On a sunny day this past August, the Engineering is Elementary (EiE) classroom at the Museum of Science, Boston was filled with laughter as elementary teachers from schools across Massachusetts tested the tabletop towers they'd built from index cards. Could such lightweight constructions support a small stuffed animal?
The exercise was one component of “Everyone Engineers,” a workshop that introduces educators to the EiE curriculum. We host similar workshops all year round, but this one was special: All of the participants were here as scholarship recipients, selected through a competitive process to receive everything they needed to implement EiE in their classrooms . . . including this professional development experience.
The 20 scholarships awarded this summer were made possible thanks to a grant from the technology company Oracle to the Museum’s National Center for Technological Literacy® (NCTL®), where EiE is based. [For a complete list of Oracle - EiE scholarship recipients, click HERE.]
A Workshop That's Professional AND Fun
“To be offered a scholarship like this was amazing,” says Katie LoBuono, the STEM specialist for South Street Elementary School in Fitchburg. LoBuono says, being the school STEM specialist is a fairly new role for her, and the professional development is very welcome. “The free materials kit that’s part of the scholarship is also pretty wonderful!” she says. “I would love to encourage a partnership where all four elementary schools in our district work toward the purchase of more kits, so that more teachers have the opportunity to use EiE.”

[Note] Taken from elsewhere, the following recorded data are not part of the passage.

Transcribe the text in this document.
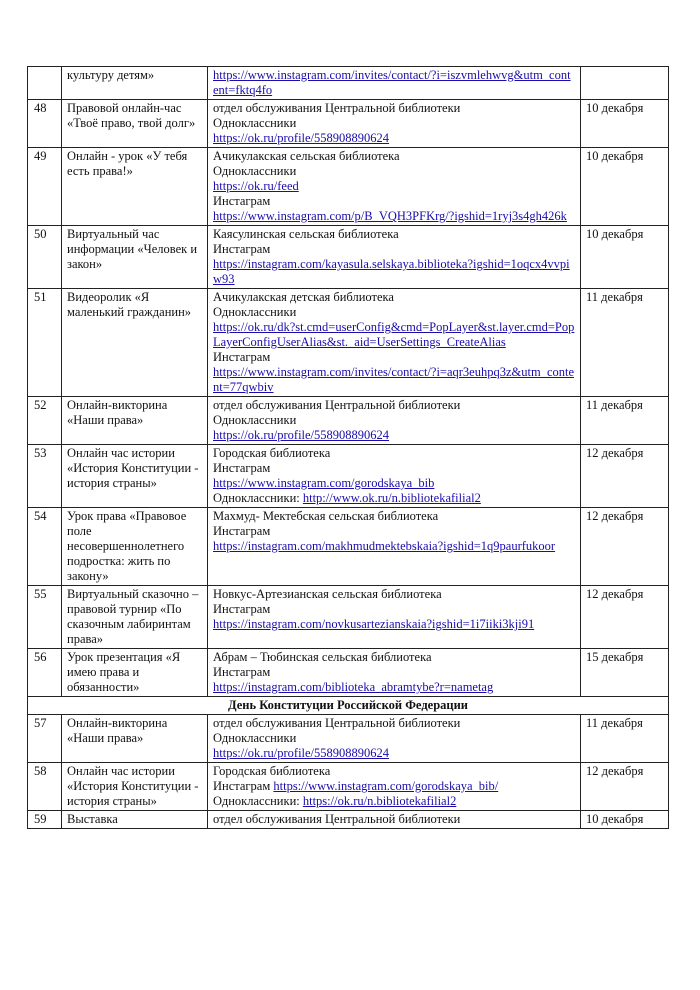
	культуру детям»	https://www.instagram.com/invites/contact/?i=iszvmlehwvg&utm_content=fktq4fo	

48	Правовой онлайн-час «Твоё право, твой долг»	отдел обслуживания Центральной библиотеки
Одноклассники
https://ok.ru/profile/558908890624	10 декабря
49	Онлайн - урок «У тебя есть права!»	Ачикулакская сельская библиотека
Одноклассники
https://ok.ru/feed
Инстаграм
https://www.instagram.com/p/B_VQH3PFKrg/?igshid=1ryj3s4gh426k	10 декабря
50	Виртуальный час информации «Человек и закон»	Каясулинская сельская библиотека
Инстаграм
https://instagram.com/kayasula.selskaya.biblioteka?igshid=1oqcx4vvpiw93	10 декабря
51	Видеоролик «Я маленький гражданин»	Ачикулакская детская библиотека
Одноклассники
https://ok.ru/dk?st.cmd=userConfig&cmd=PopLayer&st.layer.cmd=PopLayerConfigUserAlias&st._aid=UserSettings_CreateAlias
Инстаграм
https://www.instagram.com/invites/contact/?i=aqr3euhpq3z&utm_content=77qwbiv	11 декабря
52	Онлайн-викторина «Наши права»	отдел обслуживания Центральной библиотеки
Одноклассники
https://ok.ru/profile/558908890624	11 декабря
53	Онлайн час истории «История Конституции - история страны»	Городская библиотека
Инстаграм
https://www.instagram.com/gorodskaya_bib
Одноклассники: http://www.ok.ru/n.bibliotekafilial2	12 декабря
54	Урок права «Правовое поле несовершеннолетнего подростка: жить по закону»	Махмуд- Мектебская сельская библиотека
Инстаграм
https://instagram.com/makhmudmektebskaia?igshid=1q9paurfukoor	12 декабря
55	Виртуальный сказочно – правовой турнир «По сказочным лабиринтам права»	Новкус-Артезианская сельская библиотека
Инстаграм
https://instagram.com/novkusartezianskaia?igshid=1i7iiki3kji91	12 декабря
56	Урок презентация «Я имею права и обязанности»	Абрам – Тюбинская сельская библиотека
Инстаграм
https://instagram.com/biblioteka_abramtybe?r=nametag	15 декабря
День Конституции Российской Федерации			
57	Онлайн-викторина «Наши права»	отдел обслуживания Центральной библиотеки
Одноклассники
https://ok.ru/profile/558908890624	11 декабря
58	Онлайн час истории «История Конституции - история страны»	Городская библиотека
Инстаграм https://www.instagram.com/gorodskaya_bib/
Одноклассники: https://ok.ru/n.bibliotekafilial2	12 декабря
59	Выставка	отдел обслуживания Центральной библиотеки	10 декабря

“It may sound silly,” says Lisa DiPersio, who teaches fourth grade at Columbus Elementary School in Medford, “but at the workshop I appreciated feeling appreciated. The facilitators were excellent, I was treated as a professional, and everything was FUN! I hope Oracle is able to continue doing things like this, it’s very useful.”
Bringing STEM Back in the Classroom
DiPersio first learned about EiE last spring, when all the fourth grade teachers in her district were invited to an informational meeting. “In recent years science and social studies have gone by the wayside with all the testing for math and English Language Arts,” LoBuono notes. “So now we’re trying to bring STEM back in the classroom.”
At the meeting, administrators handed out EiE materials, asking teachers to give them a try and provide feedback. But without professional development, DiPersio says, it was a challenging assignment. “I tried one of the units,” she says, “but I can’t say it was my best attempt.” So she was thrilled to learn about the scholarships. “If I’m going to use the curriculum, I thought it would be really good to have a class on implementing it,” she says. “Now I feel like I have most of what I need to get started.”
Engineering That Fits in the School Day
Massachusetts is in the process of updating the Massachusetts Science and Technology/Engineering (STE) Curriculum Framework, academic standards that, like the Next Generation Science Standards, place unprecedented emphasis on adding engineering to the mix of subject taught in the elementary grades. “Implementing engineering IN ADDITION to all the other curricula is difficult,” DiPersio notes. “If you can integrate engineering with science and literacy, as EiE does, that makes it a lot easier.”
After testing their index-card towers, the Oracle teachers went on to engineer water filters; LoBuono says, “It was easy to see how you could transfer this activity to the classroom and have the attention of EVERY child. Kids who may not be good at reading or math, or who are usually inattentive, it’s amazing what they can do when you engage them in hands-on learning!” Students in twenty Massachusetts classrooms will have the opportunity to experience hands-on engineering this fall thanks to Oracle’s support.